The Chief of Mission's Statutory Authority
The Country Team is the senior interagency coordinating body at every U.S. diplomatic mission abroad, chaired by the Chief of Mission (COM) — the Ambassador, or in the Ambassador's absence the Deputy Chief of Mission (DCM) as Chargé d'Affaires ad interim. Its authority derives not from custom but from statute. Section 207 of the Foreign Service Act of 1980 (22 U.S.C. § 3927) vests the COM with full responsibility for the direction, coordination, and supervision of all U.S. executive branch employees in country, except those under command of a U.S. area military commander or on the staff of an international organization. President Kennedy first codified this principle in his letter of May 29, 1961 to all chiefs of mission; every president since — most recently President Biden's letter of July 16, 2021 — has reissued substantially identical guidance directing that the Ambassador has "full responsibility" for all executive branch personnel and activities.
Composition and Cadence
A standard Country Team includes the DCM, the heads of the political, economic, consular, management, and public affairs sections, the Regional Security Officer (RSO), the Defense Attaché (DATT) and Senior Defense Official, the USAID Mission Director, and the chiefs of any other agencies present — typically DEA, FBI Legal Attaché, Department of Homeland Security (CBP, ICE/HSI), Commercial Service, Foreign Agricultural Service, Treasury, and, where applicable, the Chief of Station representing the intelligence community. At larger posts the Country Team may exceed 25 agencies; Embassy Baghdad at its 2011 peak hosted personnel from more than 30 U.S. government entities.

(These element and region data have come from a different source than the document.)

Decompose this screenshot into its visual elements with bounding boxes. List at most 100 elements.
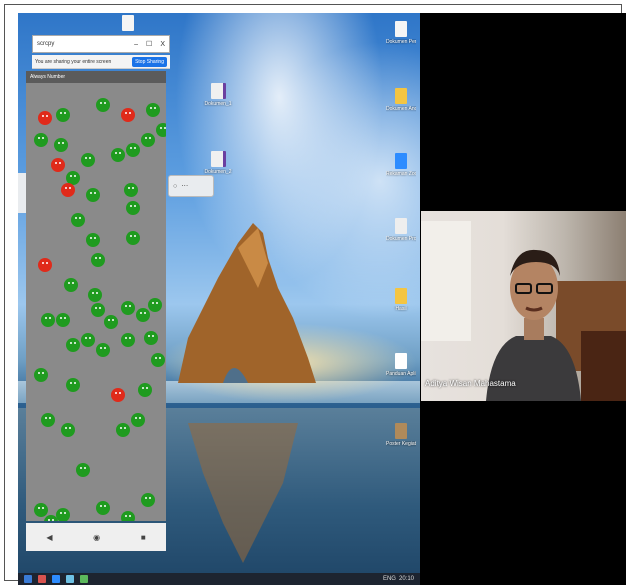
green-ball[interactable] [71,213,85,227]
green-ball[interactable] [116,423,130,437]
folder-icon [395,88,407,104]
green-ball[interactable] [126,143,140,157]
edge-icon[interactable] [52,575,60,583]
desktop-icon[interactable]: Dokumen Pengguna [386,21,416,45]
green-ball[interactable] [54,138,68,152]
green-ball[interactable] [144,331,158,345]
maximize-button[interactable]: ☐ [146,40,152,48]
window-edge [18,173,26,213]
green-ball[interactable] [81,333,95,347]
stop-sharing-button[interactable]: Stop Sharing [132,56,167,67]
desktop-icon[interactable]: Dokumen_2 [203,151,233,175]
green-ball[interactable] [61,423,75,437]
green-ball[interactable] [81,153,95,167]
green-ball[interactable] [56,108,70,122]
folder-icon [395,288,407,304]
green-ball[interactable] [88,288,102,302]
participant-name: Aditya Wisan Mahastama [425,379,516,388]
green-ball[interactable] [126,201,140,215]
green-ball[interactable] [91,253,105,267]
red-ball[interactable] [38,111,52,125]
scrcpy-window-titlebar[interactable]: scrcpy – ☐ X [32,35,170,53]
browser-tab-strip[interactable]: ○ ⋯ [168,175,214,197]
green-ball[interactable] [104,315,118,329]
green-ball[interactable] [34,133,48,147]
green-ball[interactable] [96,343,110,357]
home-button[interactable]: ◉ [93,533,100,542]
green-ball[interactable] [56,313,70,327]
green-ball[interactable] [111,148,125,162]
green-ball[interactable] [141,133,155,147]
background-window [421,221,471,341]
green-ball[interactable] [121,333,135,347]
recent-apps-button[interactable]: ■ [141,533,146,542]
more-icon[interactable]: ⋯ [181,182,188,190]
game-canvas[interactable]: Always Number [26,71,166,521]
desktop-icon[interactable]: Rekaman Zoom [386,153,416,177]
green-ball[interactable] [136,308,150,322]
close-button[interactable]: X [160,41,165,48]
system-tray: ENG 20:10 [383,576,420,582]
participant-video [486,249,581,401]
green-ball[interactable] [121,301,135,315]
desktop-icon[interactable]: Dokumen Anda [386,88,416,112]
document-icon [210,83,226,99]
red-ball[interactable] [111,388,125,402]
file-icon [395,21,407,37]
red-ball[interactable] [121,108,135,122]
share-message: You are sharing your entire screen [35,58,112,65]
start-icon[interactable] [24,575,32,583]
document-icon [395,218,407,234]
green-ball[interactable] [66,378,80,392]
red-ball[interactable] [38,258,52,272]
green-ball[interactable] [124,183,138,197]
green-ball[interactable] [96,501,110,515]
desktop-wallpaper: Dokumen Pengguna Dokumen Anda Rekaman Zo… [18,13,420,573]
green-ball[interactable] [156,123,166,137]
window-title: scrcpy [37,41,55,47]
green-ball[interactable] [86,233,100,247]
green-ball[interactable] [96,98,110,112]
app-icon[interactable] [80,575,88,583]
desktop-icon[interactable]: Dokumen Program [386,218,416,242]
webcam-tile: Aditya Wisan Mahastama [421,211,626,401]
minimize-button[interactable]: – [134,41,138,48]
green-ball[interactable] [64,278,78,292]
green-ball[interactable] [131,413,145,427]
desktop-icon[interactable]: Poster Kegiatan [386,423,416,447]
green-ball[interactable] [141,493,155,507]
desktop-icon[interactable]: Panduan Aplikasi [386,353,416,377]
back-button[interactable]: ◀ [46,533,52,542]
green-ball[interactable] [126,231,140,245]
green-ball[interactable] [148,298,162,312]
green-ball[interactable] [34,368,48,382]
desktop-icon[interactable]: Dokumen_1 [203,83,233,107]
search-icon[interactable] [38,575,46,583]
green-ball[interactable] [121,511,135,521]
file-icon [122,15,134,31]
green-ball[interactable] [76,463,90,477]
file-icon [395,353,407,369]
green-ball[interactable] [151,353,165,367]
background-chair [581,331,626,401]
game-header: Always Number [26,71,166,83]
red-ball[interactable] [51,158,65,172]
green-ball[interactable] [86,188,100,202]
green-ball[interactable] [146,103,160,117]
zoom-icon [395,153,407,169]
desktop-icon[interactable] [113,15,143,31]
green-ball[interactable] [41,313,55,327]
language-indicator[interactable]: ENG [383,576,396,582]
green-ball[interactable] [56,508,70,521]
green-ball[interactable] [34,503,48,517]
image-icon [395,423,407,439]
green-ball[interactable] [66,338,80,352]
green-ball[interactable] [138,383,152,397]
clock[interactable]: 20:10 [399,576,414,582]
circle-icon: ○ [173,182,178,190]
green-ball[interactable] [41,413,55,427]
red-ball[interactable] [61,183,75,197]
green-ball[interactable] [91,303,105,317]
mail-icon[interactable] [66,575,74,583]
desktop-icon[interactable]: Hasil [386,288,416,312]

The Country Team typically convenes weekly, often Monday mornings, for a 60–90 minute meeting at which each principal reports developments, flags equities, and surfaces requests for the Ambassador's intervention. Decisions taken bind all agencies at post regardless of their Washington reporting chains. An agency representative who disagrees with a COM decision may appeal through their own Washington headquarters, but must comply at post pending resolution — the so-called "obey now, grieve later" rule.

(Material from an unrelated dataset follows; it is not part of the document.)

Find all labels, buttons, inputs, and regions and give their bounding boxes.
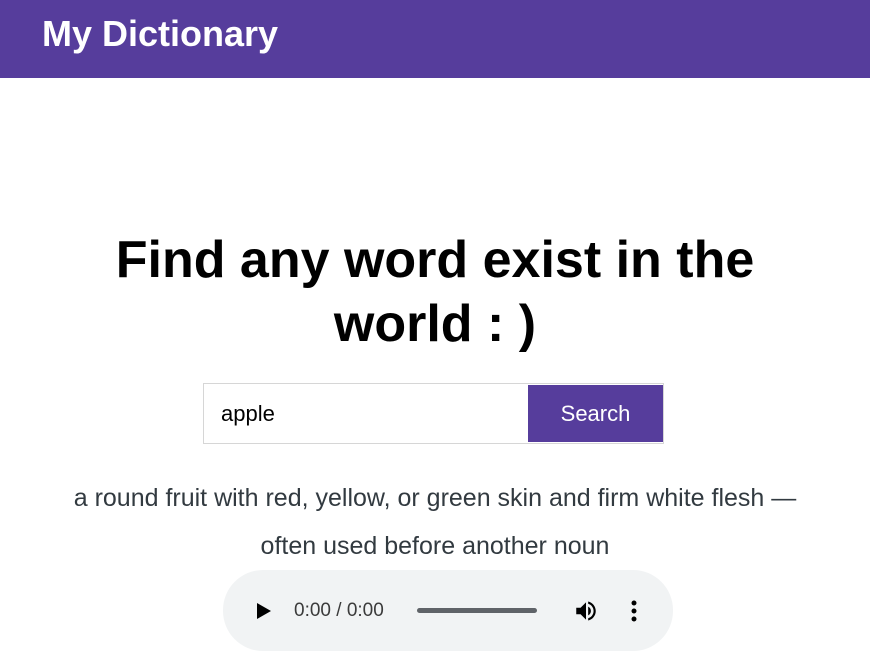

NSDD-38 and Personnel Footprint Control
The COM's gatekeeping power over mission size is exercised through National Security Decision Directive 38, signed by President Reagan on June 2, 1982. NSDD-38 requires any U.S. government agency seeking to add, subtract, or change the personnel composition of its staff at a post — including locally employed staff and contractors — to obtain the Chief of Mission's written approval. Requests are submitted via cable to the Bureau of Administration and routed to post; the COM may approve, disapprove, or condition the request on space, security, or ICASS cost considerations. NSDD-38 reviews became a flashpoint after the September 11, 2012 Benghazi attack, when the Accountability Review Board chaired by Ambassador Thomas Pickering criticized inadequate scrutiny of personnel ceilings against security capacity.
The COM's authority is not unlimited. Section 207(a)(1)(B) carves out personnel under a U.S. area military commander — meaning combatant command forces operating under a Status of Forces Agreement remain in the military chain. The boundary is negotiated bilaterally between the COM and the geographic combatant commander through a Memorandum of Agreement; the 2012 MOA between Ambassador Anne Patterson and CENTCOM for Egypt is a frequently cited template.